Storing Archival Data
Archival data is data that will never be updated or deleted, stored in tables that will never have additional inserts. It is most commonly found in history tables, which are often partitioned, where a table holds some subset of data generated some time in the past. The following list is a checklist for storaging that data in the most efficient manner possible.

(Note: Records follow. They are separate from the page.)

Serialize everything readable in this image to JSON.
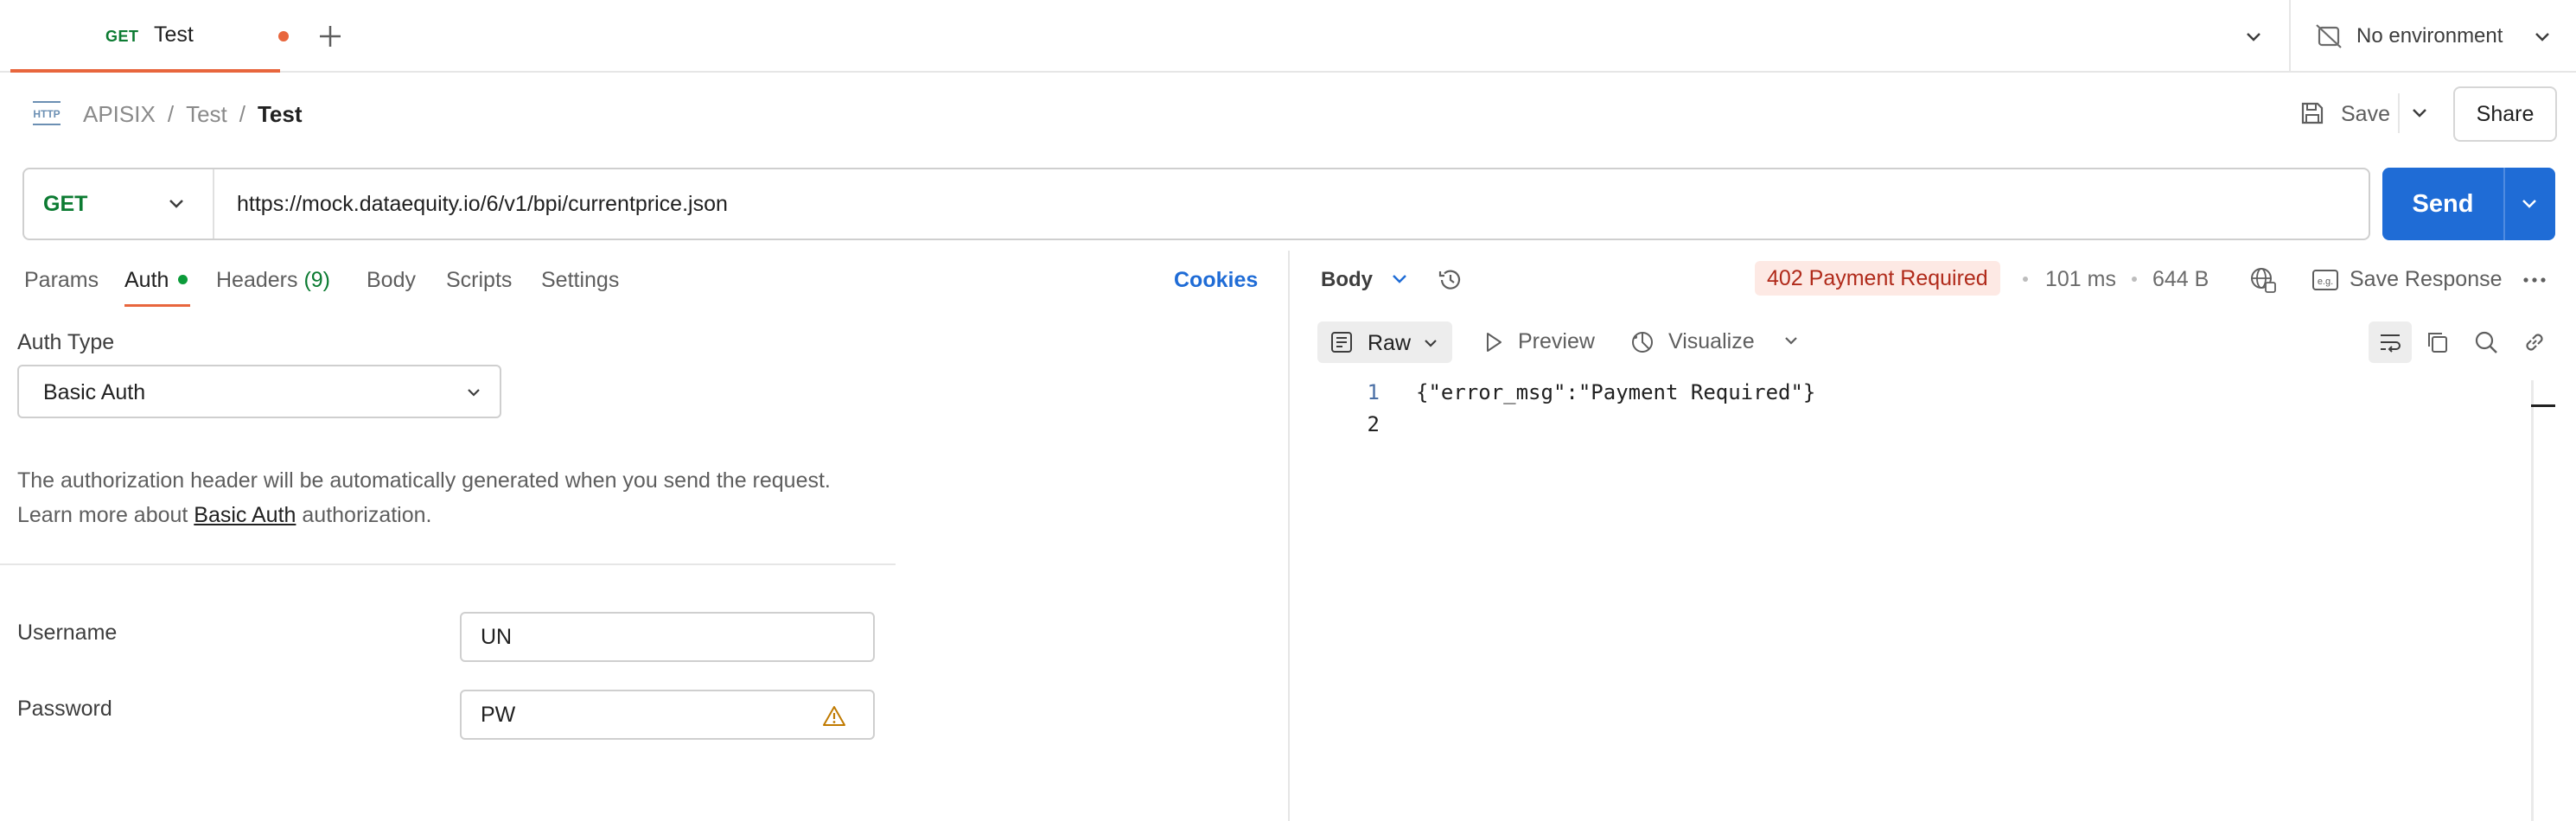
{
  "tab": {
    "method": "GET",
    "name": "Test"
  },
  "environment": {
    "label": "No environment"
  },
  "breadcrumb": {
    "items": [
      "APISIX",
      "Test"
    ],
    "current": "Test",
    "separator": "/"
  },
  "actions": {
    "save_label": "Save",
    "share_label": "Share"
  },
  "request": {
    "method": "GET",
    "url": "https://mock.dataequity.io/6/v1/bpi/currentprice.json",
    "send_label": "Send"
  },
  "request_tabs": {
    "params": "Params",
    "auth": "Auth",
    "headers": "Headers",
    "headers_count": "(9)",
    "body": "Body",
    "scripts": "Scripts",
    "settings": "Settings",
    "cookies": "Cookies",
    "active": "Auth"
  },
  "auth": {
    "type_label": "Auth Type",
    "type_value": "Basic Auth",
    "help_line1": "The authorization header will be automatically generated when you send the request.",
    "help_prefix": "Learn more about ",
    "help_link": "Basic Auth",
    "help_suffix": " authorization.",
    "username_label": "Username",
    "username_value": "UN",
    "password_label": "Password",
    "password_value": "PW"
  },
  "response": {
    "body_label": "Body",
    "status": "402 Payment Required",
    "time": "101 ms",
    "size": "644 B",
    "save_response_label": "Save Response",
    "view_modes": {
      "raw": "Raw",
      "preview": "Preview",
      "visualize": "Visualize"
    },
    "lines": [
      {
        "number": "1",
        "text": "{\"error_msg\":\"Payment Required\"}"
      },
      {
        "number": "2",
        "text": ""
      }
    ]
  },
  "colors": {
    "accent": "#e8663d",
    "method_get": "#0c7b32",
    "send": "#1f6cd6",
    "status_error_bg": "#fde9e4",
    "status_error_text": "#b02a1a"
  },
  "icons": [
    "plus-icon",
    "chevron-down-icon",
    "no-environment-icon",
    "http-icon",
    "save-icon",
    "history-icon",
    "globe-icon",
    "example-icon",
    "more-icon",
    "raw-icon",
    "play-icon",
    "visualize-icon",
    "wrap-icon",
    "copy-icon",
    "search-icon",
    "link-icon",
    "warning-icon"
  ]
}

verify table has fillfactor of 100%
Since the data will never be modified again, we should use as few pages as possible. Note this is the default setting as of postgresql 8.3, but should be verified in case it has been modified.
modify storage parameters
This presumes your table has varlen columns to deal with. Anyone have strong recommendations for which storage setting to use? ISTM it is very data dependent, but might be good to list use cases
re-write the table
two methods for this, depending on if you want to cluster the data in your table.
vacuum full method
drop indexes
vacuum full table
create indexes with fillfactor 100%
cluster method
verify indexes have fillfactor of 100%
cluster table on index
vacuum freeze
vacuum freeze helps stave off any vacuuming in the future, reducing overhead on a number of levels. Anyone know if it also removes any pages for recent changes from the fsm?
move table/indexes to archive tablespace
if you have setup special storage for archival data, you can then move the tables and indexes over to that storage. again, this is pretty implementation dependent, but anyone have thoughts on archival storage systems they want to share?